What if you were put into a situation where you budget was cut in half and yet none of the bills were. How stressful! What would you do to relieve the stress, go to the gym? some retail therapy? go out with friends? enjoy a pint of ice cream? -- Can you afford any of those things now?

What if you were put into that same situation, but you had never been taught to budget. (perhaps because your single mom raised you living paycheck to paycheck). When I first began my journey I almost never cooked at home. I didn't enjoy it, I was much to stressed to deal with dinner time. I had spend almost 20 years eating every Single Meal out. I had zero kitchen skills. I didn't know how to cook a bag of dried beans - so why would I buy them.  I didn't even know what bok choy was, why would I buy that. In fact, just last week, I cooked with Tofu for the first time. How terrible to be in the worst situation of your life and has almost no skills to deal with how to manage it.

An article was debated in our family a few weeks ago, it was about the SNAP benefits system and how much it costs. That eventually leads to comments about how it is abused and then each of us get our food opinions involved of course we feel so strongly that we are right..... But like I said at the beginning, it isn't my job to fix a billion dollar system.

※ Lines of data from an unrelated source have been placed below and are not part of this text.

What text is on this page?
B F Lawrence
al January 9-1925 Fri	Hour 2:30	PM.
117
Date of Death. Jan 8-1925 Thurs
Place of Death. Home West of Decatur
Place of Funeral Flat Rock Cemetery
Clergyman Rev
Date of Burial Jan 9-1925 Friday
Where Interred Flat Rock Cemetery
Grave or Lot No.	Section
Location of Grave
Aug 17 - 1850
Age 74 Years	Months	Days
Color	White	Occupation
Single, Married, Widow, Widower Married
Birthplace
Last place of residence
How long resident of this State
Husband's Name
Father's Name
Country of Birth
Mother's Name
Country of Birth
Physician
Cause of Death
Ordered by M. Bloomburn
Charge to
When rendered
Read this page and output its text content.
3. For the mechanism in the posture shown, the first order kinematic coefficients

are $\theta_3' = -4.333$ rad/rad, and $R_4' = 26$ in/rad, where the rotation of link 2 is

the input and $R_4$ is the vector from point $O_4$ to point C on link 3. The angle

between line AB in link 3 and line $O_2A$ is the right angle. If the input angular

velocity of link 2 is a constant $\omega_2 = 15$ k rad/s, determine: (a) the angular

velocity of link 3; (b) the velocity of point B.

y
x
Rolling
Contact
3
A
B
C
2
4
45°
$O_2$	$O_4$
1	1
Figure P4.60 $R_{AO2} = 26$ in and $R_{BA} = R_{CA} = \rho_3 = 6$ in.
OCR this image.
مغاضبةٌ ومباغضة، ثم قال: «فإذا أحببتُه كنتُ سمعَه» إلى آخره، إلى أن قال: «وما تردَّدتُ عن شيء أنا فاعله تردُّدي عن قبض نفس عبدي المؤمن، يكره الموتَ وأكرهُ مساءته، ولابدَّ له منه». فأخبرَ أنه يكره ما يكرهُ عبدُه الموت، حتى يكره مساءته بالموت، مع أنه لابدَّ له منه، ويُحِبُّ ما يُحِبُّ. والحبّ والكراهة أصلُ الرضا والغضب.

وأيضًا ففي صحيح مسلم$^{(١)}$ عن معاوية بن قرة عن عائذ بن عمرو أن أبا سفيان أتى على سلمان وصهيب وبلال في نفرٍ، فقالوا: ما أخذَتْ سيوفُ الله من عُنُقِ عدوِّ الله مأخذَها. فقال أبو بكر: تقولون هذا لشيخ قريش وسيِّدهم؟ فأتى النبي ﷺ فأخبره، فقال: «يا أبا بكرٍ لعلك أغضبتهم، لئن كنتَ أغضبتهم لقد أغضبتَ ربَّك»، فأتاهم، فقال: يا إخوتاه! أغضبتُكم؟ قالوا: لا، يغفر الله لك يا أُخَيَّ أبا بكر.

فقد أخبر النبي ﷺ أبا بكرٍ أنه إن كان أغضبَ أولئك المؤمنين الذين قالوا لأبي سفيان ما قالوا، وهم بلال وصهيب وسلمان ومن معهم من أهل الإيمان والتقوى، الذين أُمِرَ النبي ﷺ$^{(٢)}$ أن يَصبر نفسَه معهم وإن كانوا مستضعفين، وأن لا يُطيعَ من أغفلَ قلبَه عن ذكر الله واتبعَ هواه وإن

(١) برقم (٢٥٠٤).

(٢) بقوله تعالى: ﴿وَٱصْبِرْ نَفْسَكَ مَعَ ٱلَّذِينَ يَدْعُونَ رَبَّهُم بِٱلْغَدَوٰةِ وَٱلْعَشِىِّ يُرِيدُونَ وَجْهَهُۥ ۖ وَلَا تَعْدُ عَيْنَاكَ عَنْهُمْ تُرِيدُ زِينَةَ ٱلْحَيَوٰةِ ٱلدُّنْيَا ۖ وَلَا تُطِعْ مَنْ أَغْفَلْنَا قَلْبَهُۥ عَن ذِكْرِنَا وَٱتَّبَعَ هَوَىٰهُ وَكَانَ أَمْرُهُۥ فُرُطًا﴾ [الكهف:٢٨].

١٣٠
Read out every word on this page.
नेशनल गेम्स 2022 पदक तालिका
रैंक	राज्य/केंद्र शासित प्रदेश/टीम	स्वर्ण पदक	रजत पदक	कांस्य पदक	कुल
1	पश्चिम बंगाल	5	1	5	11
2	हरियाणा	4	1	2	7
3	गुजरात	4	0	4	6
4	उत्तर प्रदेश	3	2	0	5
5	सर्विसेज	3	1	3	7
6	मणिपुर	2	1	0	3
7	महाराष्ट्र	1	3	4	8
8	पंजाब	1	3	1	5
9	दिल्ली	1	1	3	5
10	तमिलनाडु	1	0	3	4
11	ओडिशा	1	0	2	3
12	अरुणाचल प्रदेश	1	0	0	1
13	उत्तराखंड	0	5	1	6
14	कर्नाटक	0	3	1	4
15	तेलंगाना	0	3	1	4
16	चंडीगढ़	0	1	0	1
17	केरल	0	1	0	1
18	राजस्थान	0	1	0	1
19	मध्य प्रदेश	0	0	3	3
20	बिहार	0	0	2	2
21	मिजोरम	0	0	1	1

But, Believe it or not, it actually IS my job to give people hope and help. Food $ense is who I work for and they are who I learned from.  The classes are FREE! The teachers are compassionate and amazing.  In fact, during their first month of employment, they are required to live on a benefits budget for a week - to develop compassion and understanding for those of us that they teach.  You can go to classes locally where you live, or you can attend the online courses that they have. (I have done both!).  They are always adding new things, recipes, tips and ideas. They are compassionate and believe whole-heartedly in helping you.. and me.

If you are someone who is looking for help to better feed your family - healthier with less stress and less cost. WE are here to help you!  If you are scared and overwhelmed and need encouragement, we are here to help you.

If you are someone who is blessed enough to be able to live with food exactly as you want, I hope these thoughts can help add a little compassion towards your thoughts of those of us who don't have the luxury of always being able to control our relationship with food and that sometimes that food or the lack there of controls us.